Alla lunga vince il progetto visto che è alla guida delle Panthers per il sesto anno. «Il progetto non è solo la prima squadra, perché abbiamo puntato sul vivaio e un po’ alla volta stiamo raccogliendo i frutti di tanta semina. Siamo diventati un punto di riferimento del movimento in tutta la regione. A livello giovanile nella passata stagione abbiamo conquistato cinque titoli regionali».
Quali sono gli orizzonti di questa squadra? «Giocare partita dopo partita puntando al massimo in ogni occasione. Al termine della stagione regolare ci sono i play off. Le prime otto si scontrano tra di loro andata e ritorno. In caso di parità conterà la differenza punti. Poi le quattro vincenti faranno una final four da cui due squadre prenderanno il pass per ulteriori spareggi visto che saranno solo quattro le squadre che andranno in A2. Il cammino è lungo. Non ci poniamo limiti e cercheremo di vivere anche sulle ali dell’entusiasmo».
Che tipo di pallacanestro predilige la squadra? «Abbiamo la migliore difesa del girone e questa la dice lunga. Poi, siamo camaleontici, nel senso che cerchiamo anche di giocare sulle avversarie, sfruttando i loro punti deboli. E comunque l’imperativo è correre e andare dritte al tiro».
Si fa un gran parlare della Rospo? «Ha enormi qualità, ma è giovane e quindi incline ad alti e bassi.

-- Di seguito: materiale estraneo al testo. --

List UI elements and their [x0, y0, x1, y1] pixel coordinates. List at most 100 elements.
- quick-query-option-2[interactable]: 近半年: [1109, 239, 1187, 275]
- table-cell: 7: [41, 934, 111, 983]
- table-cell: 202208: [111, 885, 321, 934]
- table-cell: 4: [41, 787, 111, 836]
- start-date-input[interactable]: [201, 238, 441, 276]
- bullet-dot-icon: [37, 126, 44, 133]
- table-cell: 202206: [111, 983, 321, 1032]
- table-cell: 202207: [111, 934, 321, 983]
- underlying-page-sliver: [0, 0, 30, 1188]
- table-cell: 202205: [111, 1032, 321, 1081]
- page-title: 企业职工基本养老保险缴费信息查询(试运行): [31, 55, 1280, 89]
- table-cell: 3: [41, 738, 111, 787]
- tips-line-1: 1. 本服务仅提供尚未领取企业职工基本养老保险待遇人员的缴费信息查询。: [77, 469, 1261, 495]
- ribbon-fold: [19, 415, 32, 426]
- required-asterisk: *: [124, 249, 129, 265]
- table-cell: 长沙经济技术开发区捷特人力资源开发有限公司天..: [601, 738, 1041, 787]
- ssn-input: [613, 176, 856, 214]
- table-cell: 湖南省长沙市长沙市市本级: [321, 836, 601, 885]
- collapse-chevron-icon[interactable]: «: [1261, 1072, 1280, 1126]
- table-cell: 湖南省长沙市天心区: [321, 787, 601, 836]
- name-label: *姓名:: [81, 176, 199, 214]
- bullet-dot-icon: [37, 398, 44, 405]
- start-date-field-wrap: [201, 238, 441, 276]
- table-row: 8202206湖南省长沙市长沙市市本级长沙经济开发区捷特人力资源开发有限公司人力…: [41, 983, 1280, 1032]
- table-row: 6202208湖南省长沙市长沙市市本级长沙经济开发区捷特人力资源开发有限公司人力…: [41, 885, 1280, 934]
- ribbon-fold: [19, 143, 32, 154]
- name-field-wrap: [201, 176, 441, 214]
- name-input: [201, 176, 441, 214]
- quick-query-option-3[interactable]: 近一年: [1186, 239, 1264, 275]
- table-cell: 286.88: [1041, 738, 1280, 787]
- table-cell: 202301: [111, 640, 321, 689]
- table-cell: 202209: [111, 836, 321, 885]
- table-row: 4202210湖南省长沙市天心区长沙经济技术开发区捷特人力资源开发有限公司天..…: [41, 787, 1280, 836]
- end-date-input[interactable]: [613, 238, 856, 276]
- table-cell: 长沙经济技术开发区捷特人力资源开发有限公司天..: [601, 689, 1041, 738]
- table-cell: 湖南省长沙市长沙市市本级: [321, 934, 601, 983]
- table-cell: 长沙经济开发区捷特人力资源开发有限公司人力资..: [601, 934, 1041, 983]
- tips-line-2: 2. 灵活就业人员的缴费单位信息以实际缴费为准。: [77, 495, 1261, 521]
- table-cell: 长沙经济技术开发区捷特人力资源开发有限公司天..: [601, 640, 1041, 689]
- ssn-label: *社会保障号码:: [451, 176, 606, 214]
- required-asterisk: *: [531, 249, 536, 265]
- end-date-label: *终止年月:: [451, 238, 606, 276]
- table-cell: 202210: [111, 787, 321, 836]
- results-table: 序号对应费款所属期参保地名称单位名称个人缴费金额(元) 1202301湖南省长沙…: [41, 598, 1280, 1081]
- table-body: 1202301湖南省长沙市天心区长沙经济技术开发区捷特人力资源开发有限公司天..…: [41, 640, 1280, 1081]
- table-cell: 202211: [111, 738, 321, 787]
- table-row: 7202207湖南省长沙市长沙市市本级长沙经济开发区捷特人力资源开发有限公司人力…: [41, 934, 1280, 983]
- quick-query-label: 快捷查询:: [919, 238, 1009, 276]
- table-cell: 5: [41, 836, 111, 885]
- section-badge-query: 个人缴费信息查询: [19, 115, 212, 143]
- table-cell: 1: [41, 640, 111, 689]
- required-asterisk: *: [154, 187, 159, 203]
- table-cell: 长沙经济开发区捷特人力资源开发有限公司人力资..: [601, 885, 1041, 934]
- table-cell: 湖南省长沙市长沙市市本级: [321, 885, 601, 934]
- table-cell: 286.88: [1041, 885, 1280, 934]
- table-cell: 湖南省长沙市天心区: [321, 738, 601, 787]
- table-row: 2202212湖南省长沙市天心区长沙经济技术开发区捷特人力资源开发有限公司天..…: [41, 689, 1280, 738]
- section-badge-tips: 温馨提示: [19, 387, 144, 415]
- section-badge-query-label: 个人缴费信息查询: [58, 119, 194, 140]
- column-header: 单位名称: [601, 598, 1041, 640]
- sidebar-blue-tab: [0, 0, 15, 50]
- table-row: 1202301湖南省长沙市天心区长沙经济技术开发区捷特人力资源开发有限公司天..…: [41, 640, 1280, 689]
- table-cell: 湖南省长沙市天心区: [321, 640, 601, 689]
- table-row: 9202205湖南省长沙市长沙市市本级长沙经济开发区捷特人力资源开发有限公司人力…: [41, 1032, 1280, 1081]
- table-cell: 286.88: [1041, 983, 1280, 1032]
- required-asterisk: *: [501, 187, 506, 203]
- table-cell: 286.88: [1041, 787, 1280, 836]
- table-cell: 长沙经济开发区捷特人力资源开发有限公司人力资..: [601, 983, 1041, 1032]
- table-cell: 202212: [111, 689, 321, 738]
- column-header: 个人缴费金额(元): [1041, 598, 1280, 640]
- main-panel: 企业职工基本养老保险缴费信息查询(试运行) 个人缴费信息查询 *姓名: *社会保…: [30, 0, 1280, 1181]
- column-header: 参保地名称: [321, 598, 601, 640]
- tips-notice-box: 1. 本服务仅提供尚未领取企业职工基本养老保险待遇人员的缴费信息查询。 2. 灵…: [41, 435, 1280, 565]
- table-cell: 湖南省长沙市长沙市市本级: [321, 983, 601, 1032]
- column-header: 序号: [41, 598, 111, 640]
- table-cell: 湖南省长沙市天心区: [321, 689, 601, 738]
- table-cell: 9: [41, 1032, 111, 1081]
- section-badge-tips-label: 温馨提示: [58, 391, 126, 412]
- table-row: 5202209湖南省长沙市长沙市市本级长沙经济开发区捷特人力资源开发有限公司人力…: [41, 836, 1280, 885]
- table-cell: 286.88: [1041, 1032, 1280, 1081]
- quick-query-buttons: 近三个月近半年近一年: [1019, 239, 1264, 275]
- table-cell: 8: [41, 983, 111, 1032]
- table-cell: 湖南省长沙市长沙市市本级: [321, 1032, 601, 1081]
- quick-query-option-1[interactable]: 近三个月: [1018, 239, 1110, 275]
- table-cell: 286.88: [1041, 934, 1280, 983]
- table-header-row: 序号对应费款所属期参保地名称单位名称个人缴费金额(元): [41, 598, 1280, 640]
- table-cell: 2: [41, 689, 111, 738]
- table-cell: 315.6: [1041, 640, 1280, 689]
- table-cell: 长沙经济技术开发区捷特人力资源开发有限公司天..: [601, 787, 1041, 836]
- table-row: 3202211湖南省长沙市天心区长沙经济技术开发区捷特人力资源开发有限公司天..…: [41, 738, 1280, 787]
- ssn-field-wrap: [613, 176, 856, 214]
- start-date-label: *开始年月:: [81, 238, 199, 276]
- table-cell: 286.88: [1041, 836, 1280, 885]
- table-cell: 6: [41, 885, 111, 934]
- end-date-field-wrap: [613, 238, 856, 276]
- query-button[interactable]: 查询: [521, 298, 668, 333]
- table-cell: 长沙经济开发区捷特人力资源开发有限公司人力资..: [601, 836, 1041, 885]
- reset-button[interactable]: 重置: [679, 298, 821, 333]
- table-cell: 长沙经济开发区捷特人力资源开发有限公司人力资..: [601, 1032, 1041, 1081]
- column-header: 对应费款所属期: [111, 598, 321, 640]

Ha bisogno di farsi le ossa. Io comunque non bado alla carta d’identità, non mi faccio problemi».
Il livello del basket femminile in Abruzzo? «Siamo indietro», la risposta schietta di Franco Ghilardi che è anche referente tecnico territoriale, «il problema è che poche ragazze giocano a pallacanestro, anche se devo dire che ci sono dei segnali di risveglio. Un paio di club che hanno riaperto le porte alla pallacanestro femminile, chissà potrebbe essere un’inversione di tendenza…». Nel frattempo le Panthers sono libere di sognare in una città che mangia pane e pallacanestro.